Witty's caution is understandable. He's busy integrating an asset swap with Novartis and restructuring along three lines: pharmaceuticals, vaccines and consumer health, which sells over-the-counter drugs and food supplements. Pharma, still the largest business, suffers from a dearth of new drugs and falling prices. Pressure on Advair, a key respiratory drug, led GSK to forecast a steeper-than-expected "high teens" percentage fall in 2015 earnings per share.

There are many challenges ahead. US pricing could worsen further, delaying the respiratory recovery. And integrating the Novartis assets will be hard. Not only has the vaccine business Glaxo inherited turned out to be less profitable than expected, but meshing together two consumer businesses may also prove a chore.

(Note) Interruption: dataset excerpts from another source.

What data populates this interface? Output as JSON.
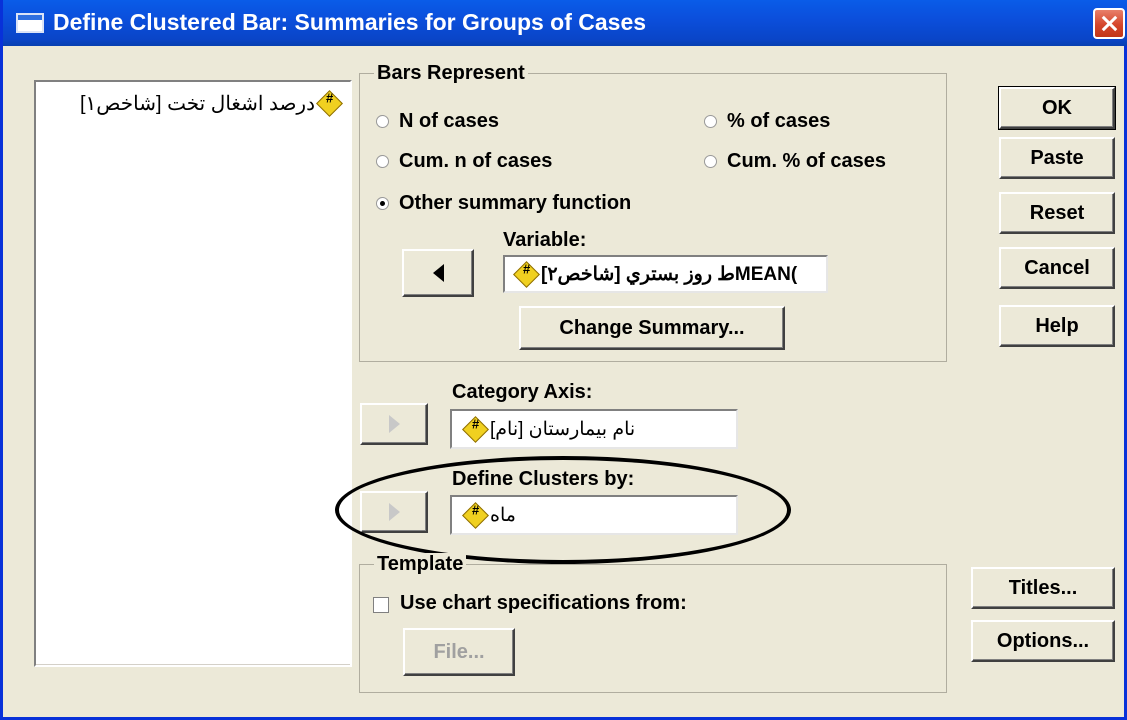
{
  "window": {
    "title": "Define Clustered Bar: Summaries for Groups of Cases"
  },
  "source_list": {
    "items": [
      {
        "label": "درصد اشغال تخت [شاخص۱]",
        "icon": "scale-variable-icon"
      }
    ]
  },
  "bars_represent": {
    "title": "Bars Represent",
    "options": [
      {
        "label": "N of cases",
        "checked": false
      },
      {
        "label": "% of cases",
        "checked": false
      },
      {
        "label": "Cum. n of cases",
        "checked": false
      },
      {
        "label": "Cum. % of cases",
        "checked": false
      },
      {
        "label": "Other summary function",
        "checked": true
      }
    ],
    "variable_label": "Variable:",
    "variable_value": "ط روز بستري [شاخص۲]MEAN(",
    "change_summary_label": "Change Summary..."
  },
  "category_axis": {
    "label": "Category Axis:",
    "value": "نام بيمارستان [نام]"
  },
  "define_clusters": {
    "label": "Define Clusters by:",
    "value": "ماه"
  },
  "template": {
    "title": "Template",
    "checkbox_label": "Use chart specifications from:",
    "checkbox_checked": false,
    "file_button": "File..."
  },
  "buttons": {
    "ok": "OK",
    "paste": "Paste",
    "reset": "Reset",
    "cancel": "Cancel",
    "help": "Help",
    "titles": "Titles...",
    "options": "Options..."
  },
  "colors": {
    "titlebar": "#0a5ce8",
    "dialog_bg": "#ece9d8",
    "close": "#d5462c",
    "highlight_ellipse": "#000000"
  }
}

Holding onto ViiV offsets weakness elsewhere. It means Glaxo remains a bigger, broader and slightly faster-growing business. ViiV's operating profit grew 55 per cent in the year to March. Liberum analysts expect sales here to grow 6 per cent a year through 2020, versus a 2 per cent annual decline in the rest of the pharma unit. That is helpful as GlaxoSmithKline awaits a turning point in its fortunes. The company reckons earnings will rebound from next year. Analysts highlight bright spots such as a new treatment for shingles, which UBS reckons could generate up to £1 billion a year.

It also helps that shareholders did not feel entirely abandoned. GSK's hefty 5.9 per cent dividend yield is a big lure. Witty reassured investors by confirming the dividend, although it will not be covered by 2015 earnings. But cutting back here would have been desperately uncool.